The beta frequencies generated by the DAVID AVE device produced significant results. Although past research indicates sub-delta frequencies are non-effective at generating entrainment, sub-delta frequencies can affect both dissociative mind states and cerebral blood flow. In addition, the “placebo effect” could also explain the sub-delta significance. The “placebo effect” has been shown to reduce anxiety, increase endorphin production, conditioning, and expectancy (Godfroid, 1998). Being that inadequate light elicits depression in SAD sufferers, the “placebo effect” via photic stimulation is possible.
The AVE Group’s depression decreased while the Control Group’s depression increased. Anxiety, a secondary symptom of SAD, decreased in both male and female AVE groups. Although the female control participants decreased anxiety, the female AVE population was significant using the 1 Hz and 20 Hz stimulation.

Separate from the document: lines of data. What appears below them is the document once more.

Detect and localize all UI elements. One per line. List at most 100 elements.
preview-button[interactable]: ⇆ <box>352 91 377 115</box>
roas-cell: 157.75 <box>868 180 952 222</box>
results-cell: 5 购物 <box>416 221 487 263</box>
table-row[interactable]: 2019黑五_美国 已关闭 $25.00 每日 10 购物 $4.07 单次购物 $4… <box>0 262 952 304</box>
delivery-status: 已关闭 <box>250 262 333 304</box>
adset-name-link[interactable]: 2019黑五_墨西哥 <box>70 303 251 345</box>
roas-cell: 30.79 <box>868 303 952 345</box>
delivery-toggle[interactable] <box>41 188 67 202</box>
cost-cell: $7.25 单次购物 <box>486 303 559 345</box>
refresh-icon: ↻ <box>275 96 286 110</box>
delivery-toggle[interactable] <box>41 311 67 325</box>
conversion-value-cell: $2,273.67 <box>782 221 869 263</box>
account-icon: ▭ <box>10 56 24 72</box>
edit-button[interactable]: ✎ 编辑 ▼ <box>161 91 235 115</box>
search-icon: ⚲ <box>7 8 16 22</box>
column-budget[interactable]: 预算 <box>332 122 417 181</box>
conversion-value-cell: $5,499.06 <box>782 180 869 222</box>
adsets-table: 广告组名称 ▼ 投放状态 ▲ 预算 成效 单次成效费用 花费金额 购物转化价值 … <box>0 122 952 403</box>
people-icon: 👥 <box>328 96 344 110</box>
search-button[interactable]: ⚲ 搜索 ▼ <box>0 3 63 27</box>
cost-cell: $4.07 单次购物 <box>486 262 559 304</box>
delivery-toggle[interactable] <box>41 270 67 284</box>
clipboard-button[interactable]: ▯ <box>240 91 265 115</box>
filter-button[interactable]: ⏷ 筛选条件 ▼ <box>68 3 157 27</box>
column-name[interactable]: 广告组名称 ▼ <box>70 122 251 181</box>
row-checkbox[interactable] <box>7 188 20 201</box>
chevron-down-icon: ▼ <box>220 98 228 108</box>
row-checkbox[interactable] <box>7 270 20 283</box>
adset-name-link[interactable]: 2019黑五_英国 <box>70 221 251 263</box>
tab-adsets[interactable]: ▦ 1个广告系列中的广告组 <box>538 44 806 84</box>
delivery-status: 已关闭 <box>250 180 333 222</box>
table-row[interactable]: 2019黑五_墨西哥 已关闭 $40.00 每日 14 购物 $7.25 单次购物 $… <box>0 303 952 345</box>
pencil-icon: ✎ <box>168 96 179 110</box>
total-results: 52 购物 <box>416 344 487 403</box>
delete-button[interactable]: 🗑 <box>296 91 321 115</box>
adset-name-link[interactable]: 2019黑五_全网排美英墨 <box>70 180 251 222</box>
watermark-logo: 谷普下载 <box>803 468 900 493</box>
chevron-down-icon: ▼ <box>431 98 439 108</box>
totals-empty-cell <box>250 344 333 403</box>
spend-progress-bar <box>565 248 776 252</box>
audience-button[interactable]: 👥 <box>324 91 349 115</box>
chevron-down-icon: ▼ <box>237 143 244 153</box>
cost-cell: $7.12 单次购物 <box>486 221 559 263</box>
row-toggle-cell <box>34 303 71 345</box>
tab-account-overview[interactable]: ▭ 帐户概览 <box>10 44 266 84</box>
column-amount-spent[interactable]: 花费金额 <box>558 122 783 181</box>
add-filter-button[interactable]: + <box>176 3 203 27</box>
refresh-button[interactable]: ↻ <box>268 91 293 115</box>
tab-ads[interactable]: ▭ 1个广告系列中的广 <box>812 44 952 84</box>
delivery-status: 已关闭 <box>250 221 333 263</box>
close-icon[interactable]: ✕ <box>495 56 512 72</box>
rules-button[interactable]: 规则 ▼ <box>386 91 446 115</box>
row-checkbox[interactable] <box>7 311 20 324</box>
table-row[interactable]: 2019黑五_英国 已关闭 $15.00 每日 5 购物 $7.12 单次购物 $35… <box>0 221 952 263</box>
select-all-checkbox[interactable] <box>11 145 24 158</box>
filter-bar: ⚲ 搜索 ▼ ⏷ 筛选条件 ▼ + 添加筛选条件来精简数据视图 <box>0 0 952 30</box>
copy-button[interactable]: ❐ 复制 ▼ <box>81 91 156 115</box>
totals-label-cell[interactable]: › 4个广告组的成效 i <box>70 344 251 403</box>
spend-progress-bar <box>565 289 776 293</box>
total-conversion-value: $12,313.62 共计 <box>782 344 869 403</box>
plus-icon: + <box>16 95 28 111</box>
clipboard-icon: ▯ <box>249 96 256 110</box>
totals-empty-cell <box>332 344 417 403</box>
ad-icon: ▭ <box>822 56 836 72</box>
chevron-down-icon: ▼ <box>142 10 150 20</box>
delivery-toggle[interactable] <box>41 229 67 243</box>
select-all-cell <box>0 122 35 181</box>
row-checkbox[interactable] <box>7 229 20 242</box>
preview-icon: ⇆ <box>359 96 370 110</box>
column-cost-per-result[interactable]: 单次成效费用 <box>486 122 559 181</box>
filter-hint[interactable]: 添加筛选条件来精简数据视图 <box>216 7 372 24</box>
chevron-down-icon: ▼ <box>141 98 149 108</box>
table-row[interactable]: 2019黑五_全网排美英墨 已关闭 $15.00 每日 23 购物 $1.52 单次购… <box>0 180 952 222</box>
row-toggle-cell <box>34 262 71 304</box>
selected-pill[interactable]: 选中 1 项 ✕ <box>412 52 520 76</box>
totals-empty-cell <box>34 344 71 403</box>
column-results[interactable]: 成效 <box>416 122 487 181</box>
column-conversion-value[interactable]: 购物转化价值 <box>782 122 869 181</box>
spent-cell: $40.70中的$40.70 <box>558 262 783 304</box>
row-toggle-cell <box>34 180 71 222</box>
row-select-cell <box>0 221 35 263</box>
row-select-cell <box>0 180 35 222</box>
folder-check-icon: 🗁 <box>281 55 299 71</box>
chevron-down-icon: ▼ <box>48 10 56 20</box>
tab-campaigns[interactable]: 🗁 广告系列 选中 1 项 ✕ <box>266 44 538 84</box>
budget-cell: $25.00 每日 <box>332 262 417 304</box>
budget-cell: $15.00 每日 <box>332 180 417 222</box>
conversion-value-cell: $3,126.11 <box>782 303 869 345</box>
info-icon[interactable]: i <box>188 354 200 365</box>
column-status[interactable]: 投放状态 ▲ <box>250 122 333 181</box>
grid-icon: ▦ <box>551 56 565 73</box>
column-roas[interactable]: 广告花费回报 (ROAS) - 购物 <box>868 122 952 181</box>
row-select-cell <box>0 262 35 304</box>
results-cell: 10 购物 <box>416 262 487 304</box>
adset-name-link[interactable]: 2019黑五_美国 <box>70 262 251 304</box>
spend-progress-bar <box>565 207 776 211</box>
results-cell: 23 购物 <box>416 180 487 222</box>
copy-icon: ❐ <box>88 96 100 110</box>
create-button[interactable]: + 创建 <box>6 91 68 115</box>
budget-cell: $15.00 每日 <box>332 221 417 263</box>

The daily diary results showed decreased over-eating, appetite, and carbohydrate intake while energy levels increased. By using AVE, some participants lost considerable weight. Twelve participants (8 females and 4 males) recorded their average weight loss of 3 pounds (1.36 Kg) using the 1 Hz session and an average weight loss of 9.5 pounds (4.3 Kg). These same participants claim their average weight gain during the winter months is 15 pounds. Therefore, one benefit from using AVE is weight loss. One participant claimed, “after using the 20 Hz session for 2 weeks, the taste of sweets in my mouth was repulsive.” Follow-up reports indicate participants’ SAD symptoms returned within an average of 2 weeks after discontinuing use of the DAVID AVE device. Most Control participants claimed that they gained weight.